How do we educate the young to make good judgments? Should we continue to allow centralized decisions to invest in superficial neighborhood designations cut from a Disney World playbook? Or can we decentralize decision-making to enable distinctly-scaled groups of people and organizations to make their places, Villages, Neighborhoods, Districts, Cities, and the Metropolis itself socially and financially viable for their unique needs?

There is a story about a Kid who lives in 1833. Kid’s five-story Urban Village is located 43 stories above ground, and the family lives one floor down from the elevator entrance. A cafe is near the elevator entrance, and a classroom is another level down from their home: 

I like eating at Roberto’s cafe for breakfast. It’s bright by the greenhouse, and he makes tasty energy bars. It’s only one floor away from our house, and I take the stairs by myself. When my classmates arrive, we go to our Reading and Literature session in my Village. 
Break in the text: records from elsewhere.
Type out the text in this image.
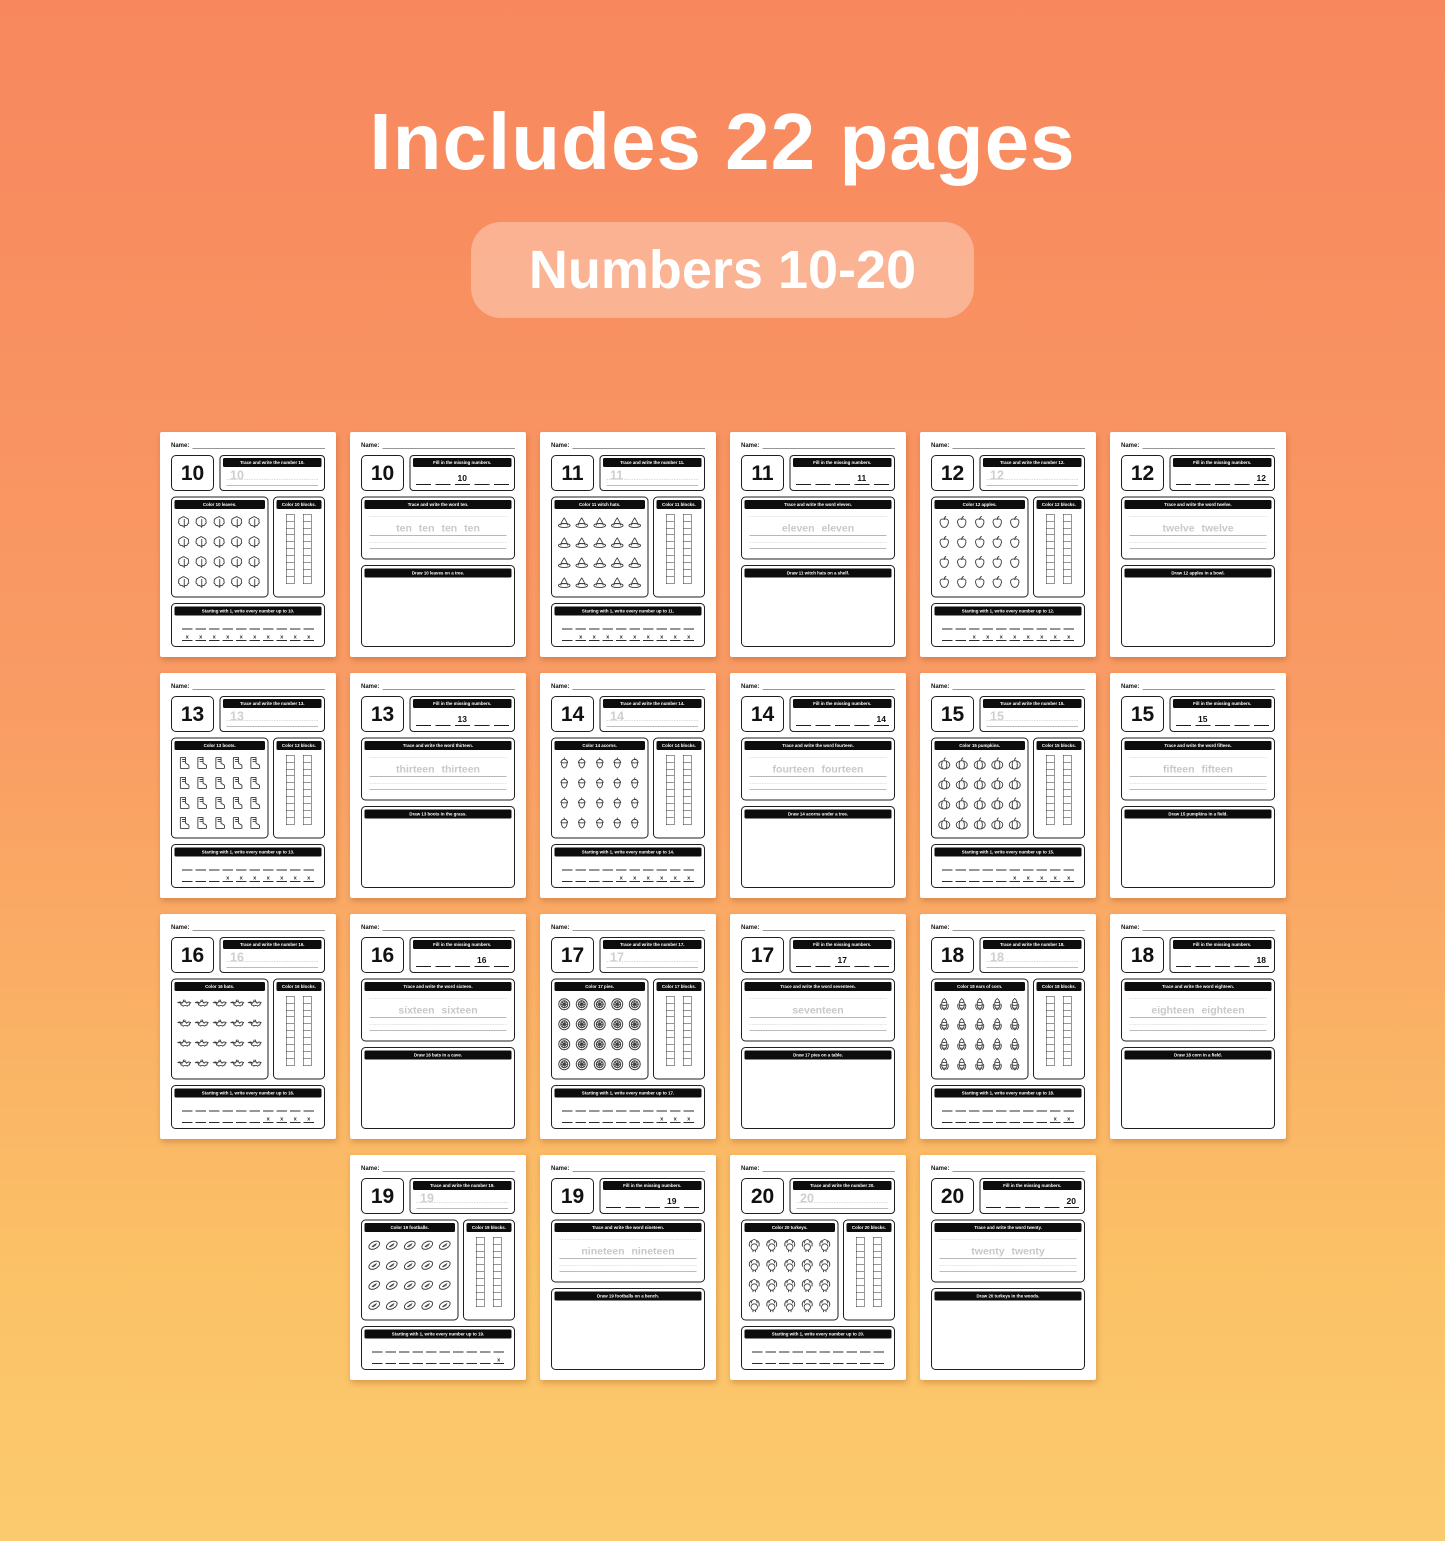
Includes 22 pages
Numbers 10-20
Name:
10	Trace and write the number 10.
10
Color 10 leaves.	Color 10 blocks.
Starting with 1, write every number up to 10.
x x x x x x x x x x
Name:
10	Fill in the missing numbers.
10
Trace and write the word ten.
ten ten ten ten
Draw 10 leaves on a tree.
Name:
11	Trace and write the number 11.
11
Color 11 witch hats.	Color 11 blocks.
Starting with 1, write every number up to 11.
x x x x x x x x x
Name:
11	Fill in the missing numbers.
11
Trace and write the word eleven.
eleven eleven
Draw 11 witch hats on a shelf.
Name:
12	Trace and write the number 12.
12
Color 12 apples.	Color 12 blocks.
Starting with 1, write every number up to 12.
x x x x x x x x
Name:
12	Fill in the missing numbers.
12
Trace and write the word twelve.
twelve twelve
Draw 12 apples in a bowl.
Name:
13	Trace and write the number 13.
13
Color 13 boots.	Color 13 blocks.
Starting with 1, write every number up to 13.
x x x x x x x
Name:
13	Fill in the missing numbers.
13
Trace and write the word thirteen.
thirteen thirteen
Draw 13 boots in the grass.
Name:
14	Trace and write the number 14.
14
Color 14 acorns.	Color 14 blocks.
Starting with 1, write every number up to 14.
x x x x x x
Name:
14	Fill in the missing numbers.
14
Trace and write the word fourteen.
fourteen fourteen
Draw 14 acorns under a tree.
Name:
15	Trace and write the number 15.
15
Color 15 pumpkins.	Color 15 blocks.
Starting with 1, write every number up to 15.
x x x x x
Name:
15	Fill in the missing numbers.
15
Trace and write the word fifteen.
fifteen fifteen
Draw 15 pumpkins in a field.
Name:
16	Trace and write the number 16.
16
Color 16 bats.	Color 16 blocks.
Starting with 1, write every number up to 16.
x x x x
Name:
16	Fill in the missing numbers.
16
Trace and write the word sixteen.
sixteen sixteen
Draw 16 bats in a cave.
Name:
17	Trace and write the number 17.
17
Color 17 pies.	Color 17 blocks.
Starting with 1, write every number up to 17.
x x x
Name:
17	Fill in the missing numbers.
17
Trace and write the word seventeen.
seventeen
Draw 17 pies on a table.
Name:
18	Trace and write the number 18.
18
Color 18 ears of corn.	Color 18 blocks.
Starting with 1, write every number up to 18.
x x
Name:
18	Fill in the missing numbers.
18
Trace and write the word eighteen.
eighteen eighteen
Draw 18 corn in a field.
Name:
19	Trace and write the number 19.
19
Color 19 footballs.	Color 19 blocks.
Starting with 1, write every number up to 19.
x
Name:
19	Fill in the missing numbers.
19
Trace and write the word nineteen.
nineteen nineteen
Draw 19 footballs on a bench.
Name:
20	Trace and write the number 20.
20
Color 20 turkeys.	Color 20 blocks.
Starting with 1, write every number up to 20.
Name:
20	Fill in the missing numbers.
20
Trace and write the word twenty.
twenty twenty
Draw 20 turkeys in the woods.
My teacher Mr. Alessandro asked each of us to read out loud a portion of a story about a Baron who lived in the trees. Baron fought with his sister, climbed up a tree, and lived there for the rest of his life. It sounded so fun, with lovely views like we get from our house.  

At lunch, we always sit together in the Village garden and eat salad from the greenhouse. I started arranging tables for us when a woman walked up and snapped at me: “Hey kid who said you can move these tables?” I was startled and Mr. Alessandro is friends with Roberto. So I told her, “Our class normally sits in a group at this end of the garden on Wednesdays” The woman stared and said, “Look, you s****y-mouthed Kid, you and all your snot-nosed buddies should be in school, and that guy should get a real job.” We were stunned; no one had ever seen this person before. Mr. Alessandro walked over, saying, “This is our literature class. You are welcome to join us. Otherwise, there are many places to sit, including quieter places where you can take a phone call.” 

The woman angrily knocked over a chair and left. That afternoon I was glad to be harvesting the greens in the garden, pruning the tomato buds, and thinking about living in trees. We had dinner with our neighbors telling stories about our day. Later that night, we gathered down on the Pauseway Plaza with people from other Villages. Kids played, and adults talked about developing trust online and inside our Villages.

Chicago is still a great city, if significantly smaller than it used to be on the global stage. Even a smaller Paris continues to evolve. We have an opportunity to use our broad-shouldered energy and create an innovative symbol that inspires new ways to live in the middle of North America.